2.3. OpenGL Programmable Processors
The introduction of programmable vertex and fragment processors is the biggest change to OpenGL since its inception and is the reason a high-level shading language is needed. In Chapter 1, we discussed the OpenGL pipeline and the fixed functionality that implements vertex processing and fragment processing. With the introduction of programmability, the fixed functionality vertex processing and fixed functionality fragment processing are disabled when an OpenGL Shading Language program is made current (i.e., made part of the current rendering state).
Figure 2.1 shows the OpenGL processing pipeline when the programmable processors are active. In this case, the fixed functionality vertex and fragment processing shown in Figure 1.1 are replaced by programmable vertex and fragment processors as shown in Figure 2.1. All other parts of the OpenGL processing pipeline remain the same.

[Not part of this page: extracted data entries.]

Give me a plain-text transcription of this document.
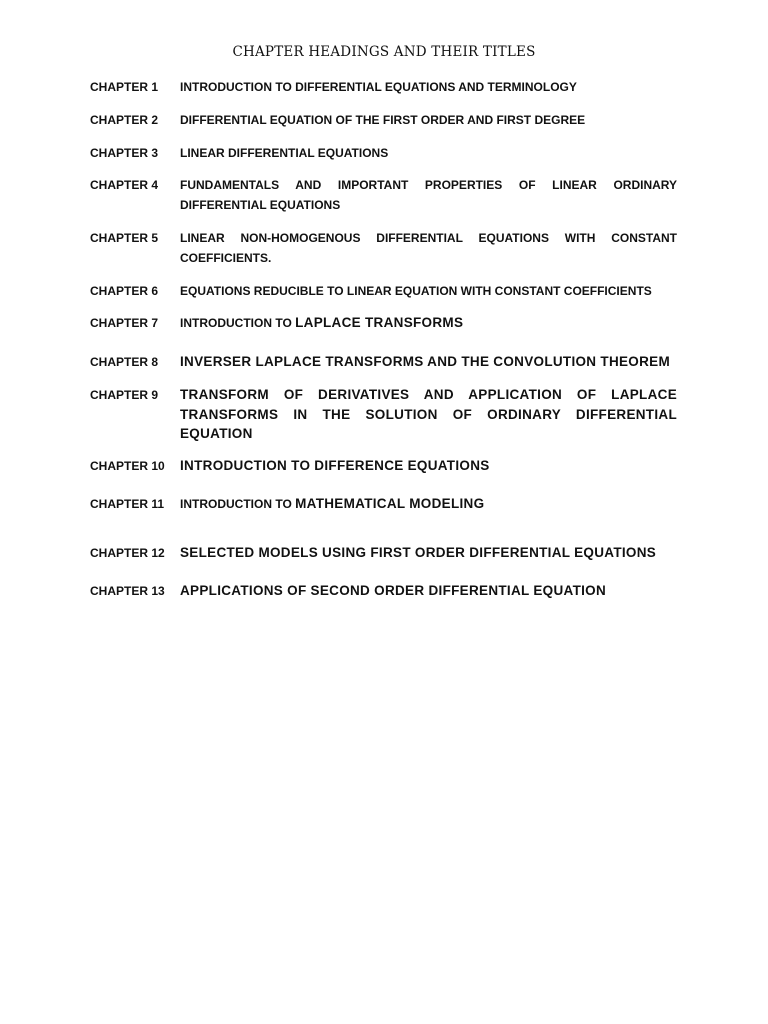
CHAPTER HEADINGS AND THEIR TITLES
CHAPTER 1 INTRODUCTION TO DIFFERENTIAL EQUATIONS AND TERMINOLOGY
CHAPTER 2 DIFFERENTIAL EQUATION OF THE FIRST ORDER AND FIRST DEGREE
CHAPTER 3 LINEAR DIFFERENTIAL EQUATIONS
CHAPTER 4 FUNDAMENTALS AND IMPORTANT PROPERTIES OF LINEAR ORDINARY DIFFERENTIAL EQUATIONS
CHAPTER 5 LINEAR NON-HOMOGENOUS DIFFERENTIAL EQUATIONS WITH CONSTANT COEFFICIENTS.
CHAPTER 6 EQUATIONS REDUCIBLE TO LINEAR EQUATION WITH CONSTANT COEFFICIENTS
CHAPTER 7 INTRODUCTION TO LAPLACE TRANSFORMS
CHAPTER 8 INVERSER LAPLACE TRANSFORMS AND THE CONVOLUTION THEOREM
CHAPTER 9 TRANSFORM OF DERIVATIVES AND APPLICATION OF LAPLACE TRANSFORMS IN THE SOLUTION OF ORDINARY DIFFERENTIAL EQUATION
CHAPTER 10 INTRODUCTION TO DIFFERENCE EQUATIONS
CHAPTER 11 INTRODUCTION TO MATHEMATICAL MODELING
CHAPTER 12 SELECTED MODELS USING FIRST ORDER DIFFERENTIAL EQUATIONS
CHAPTER 13 APPLICATIONS OF SECOND ORDER DIFFERENTIAL EQUATION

Figure 2.1. OpenGL logical diagram showing programmable processors for vertex and fragment shaders rather than fixed functionality
This diagram illustrates the stream processing nature of OpenGL made possible by the programmable processors that are defined as part of the OpenGL Shading Language. Data flows from the application to the vertex processor, on to the fragment processor, and ultimately to the frame buffer. The OpenGL Shading Language was carefully designed to allow hardware implementations to perform parallel processing of both vertices and fragments. This gives graphics hardware vendors the opportunity to produce faster graphics hardware with more parallel processors with each new generation of hardware.
2.3.1. Vertex Processor
The VERTEX PROCESSOR is a programmable unit that operates on incoming vertex values and their associated data. The vertex processor usually performs traditional graphics operations such as the following:
Because of its general purpose programmability, this processor can also be used to perform a variety of other computations. Shaders that are intended to run on this processor are called vertex shaders. Vertex shaders can specify a completely general sequence of operations to be applied to each vertex and its associated data. Vertex shaders that perform some of the computations in the preceding list must contain the code for all desired functionality from the preceding list. For instance, it is not possible to have the existing fixed functionality perform the vertex and normal transformation but to have a vertex shader perform a specialized lighting function. The vertex shader must be written to perform all three functions.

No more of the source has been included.